In the first 60 days, Podqi’s platform identified over 840 infringing listings and domains across over 220 unique platforms— everything from major marketplaces to obscure regional sites. The heaviest activity was on Facebook (121 infringements), eBay (97), AliExpress (74), TikTok (30), and SHEIN (26). Domain monitoring surfaced another 124 copycat sites built to intercept JiYu’s customers directly.
The approach matched the scale of the problem. Marketplace counterfeits on eBay and AliExpress went through automated takedown workflows. Fake ads on Facebook were flagged and pulled. Copycat domains were identified and actioned before most customers ever encountered them.
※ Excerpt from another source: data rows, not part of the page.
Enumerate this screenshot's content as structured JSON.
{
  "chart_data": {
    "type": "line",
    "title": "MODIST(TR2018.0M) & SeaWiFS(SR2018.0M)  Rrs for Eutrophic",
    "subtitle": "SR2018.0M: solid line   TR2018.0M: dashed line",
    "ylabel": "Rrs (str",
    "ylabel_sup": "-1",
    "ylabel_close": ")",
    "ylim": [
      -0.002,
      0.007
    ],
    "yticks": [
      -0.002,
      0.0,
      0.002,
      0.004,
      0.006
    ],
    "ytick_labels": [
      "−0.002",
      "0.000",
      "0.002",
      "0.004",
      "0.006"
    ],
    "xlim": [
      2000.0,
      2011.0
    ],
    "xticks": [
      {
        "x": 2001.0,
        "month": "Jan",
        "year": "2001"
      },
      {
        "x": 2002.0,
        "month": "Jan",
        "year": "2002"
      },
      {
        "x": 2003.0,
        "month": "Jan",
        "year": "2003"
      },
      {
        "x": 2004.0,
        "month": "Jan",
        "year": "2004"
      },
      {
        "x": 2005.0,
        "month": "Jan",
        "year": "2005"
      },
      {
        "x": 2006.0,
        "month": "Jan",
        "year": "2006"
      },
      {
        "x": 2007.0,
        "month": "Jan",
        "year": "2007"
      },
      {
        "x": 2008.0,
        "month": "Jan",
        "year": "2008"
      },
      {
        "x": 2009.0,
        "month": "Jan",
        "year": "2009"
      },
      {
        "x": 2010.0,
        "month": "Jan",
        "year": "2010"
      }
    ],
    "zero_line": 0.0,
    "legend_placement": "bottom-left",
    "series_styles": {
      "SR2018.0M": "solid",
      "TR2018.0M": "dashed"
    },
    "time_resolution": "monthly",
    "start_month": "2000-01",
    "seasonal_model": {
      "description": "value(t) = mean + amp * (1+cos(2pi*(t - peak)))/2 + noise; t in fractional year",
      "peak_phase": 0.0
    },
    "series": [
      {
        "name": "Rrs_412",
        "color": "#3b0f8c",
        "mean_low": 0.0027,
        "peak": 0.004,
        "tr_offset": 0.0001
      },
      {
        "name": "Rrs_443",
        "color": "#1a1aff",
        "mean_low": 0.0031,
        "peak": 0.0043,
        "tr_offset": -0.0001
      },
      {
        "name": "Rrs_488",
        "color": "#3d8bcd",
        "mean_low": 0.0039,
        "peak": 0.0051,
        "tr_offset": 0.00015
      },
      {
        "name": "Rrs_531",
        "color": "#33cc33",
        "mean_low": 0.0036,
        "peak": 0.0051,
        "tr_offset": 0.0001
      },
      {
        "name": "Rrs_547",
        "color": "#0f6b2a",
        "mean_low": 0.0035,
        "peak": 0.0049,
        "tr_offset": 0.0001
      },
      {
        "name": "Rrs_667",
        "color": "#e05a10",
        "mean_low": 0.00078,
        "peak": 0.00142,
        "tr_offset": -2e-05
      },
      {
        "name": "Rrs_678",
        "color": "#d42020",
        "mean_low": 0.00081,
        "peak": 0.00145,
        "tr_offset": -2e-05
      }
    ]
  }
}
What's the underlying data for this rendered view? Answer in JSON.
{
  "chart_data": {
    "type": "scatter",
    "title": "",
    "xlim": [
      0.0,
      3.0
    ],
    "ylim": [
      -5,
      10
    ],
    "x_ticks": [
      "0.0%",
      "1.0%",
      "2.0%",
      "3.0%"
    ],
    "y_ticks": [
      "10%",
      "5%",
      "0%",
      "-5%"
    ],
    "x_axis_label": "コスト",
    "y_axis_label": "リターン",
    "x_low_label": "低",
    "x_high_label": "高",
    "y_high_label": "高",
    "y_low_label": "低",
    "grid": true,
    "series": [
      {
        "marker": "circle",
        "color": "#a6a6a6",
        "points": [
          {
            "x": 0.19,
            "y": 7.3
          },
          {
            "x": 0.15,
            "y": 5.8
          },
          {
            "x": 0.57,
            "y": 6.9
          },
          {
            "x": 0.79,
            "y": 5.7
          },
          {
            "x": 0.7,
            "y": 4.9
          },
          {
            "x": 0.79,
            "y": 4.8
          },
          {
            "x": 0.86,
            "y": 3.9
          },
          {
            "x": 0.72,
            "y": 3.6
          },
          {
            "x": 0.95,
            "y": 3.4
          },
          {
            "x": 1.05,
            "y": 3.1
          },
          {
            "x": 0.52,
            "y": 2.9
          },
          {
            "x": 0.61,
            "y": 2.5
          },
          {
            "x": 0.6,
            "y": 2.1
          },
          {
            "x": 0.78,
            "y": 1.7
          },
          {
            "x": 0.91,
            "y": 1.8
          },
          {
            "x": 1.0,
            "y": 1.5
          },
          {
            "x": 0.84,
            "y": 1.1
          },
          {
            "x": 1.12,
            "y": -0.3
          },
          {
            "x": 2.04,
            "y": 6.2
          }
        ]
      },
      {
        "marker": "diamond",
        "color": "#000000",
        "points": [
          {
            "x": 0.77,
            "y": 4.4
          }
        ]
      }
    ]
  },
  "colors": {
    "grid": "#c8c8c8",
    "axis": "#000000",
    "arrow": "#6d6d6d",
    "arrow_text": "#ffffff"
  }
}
For repeat infringers, Podqi’s cross-platform tracking connected sellers operating under different names across marketplaces, so when one storefront went down, the next one was already flagged. The clock never stopped.
The Results
In 60 days, Podqi resolved 529 infringements across 222 platforms— listings, domains, ads, and marketplace storefronts.
The headline numbers:
● 529 infringements resolved in 60 days across 222 platforms
● 448 unique infringing sellers identified
● 2.9 day median resolution time
● 17 repeat infringers tracked across platforms
The biggest enforcement actions by platform:
● Facebook: 98 takedowns
● eBay: 91 takedowns
● AliExpress: 52 takedowns
● SHEIN: 25 takedowns
● TikTok: 24 takedowns
Why It Matters
JiYu’s story is one every viral beauty brand will eventually face. A brand goes viral, unauthorized sellers and counterfeits appear within weeks, and suddenly a small team is spending more time fighting fakes than building the business. When the product goes on your face, a bad knockoff doesn’t just cost a sale. It costs trust. And the longer it takes to act, the more damage compounds.
Within 60 days. Podqi turned brand protection from a full-time job into a background process— protecting the JiYu Skin brand and giving the team their time back to build their business.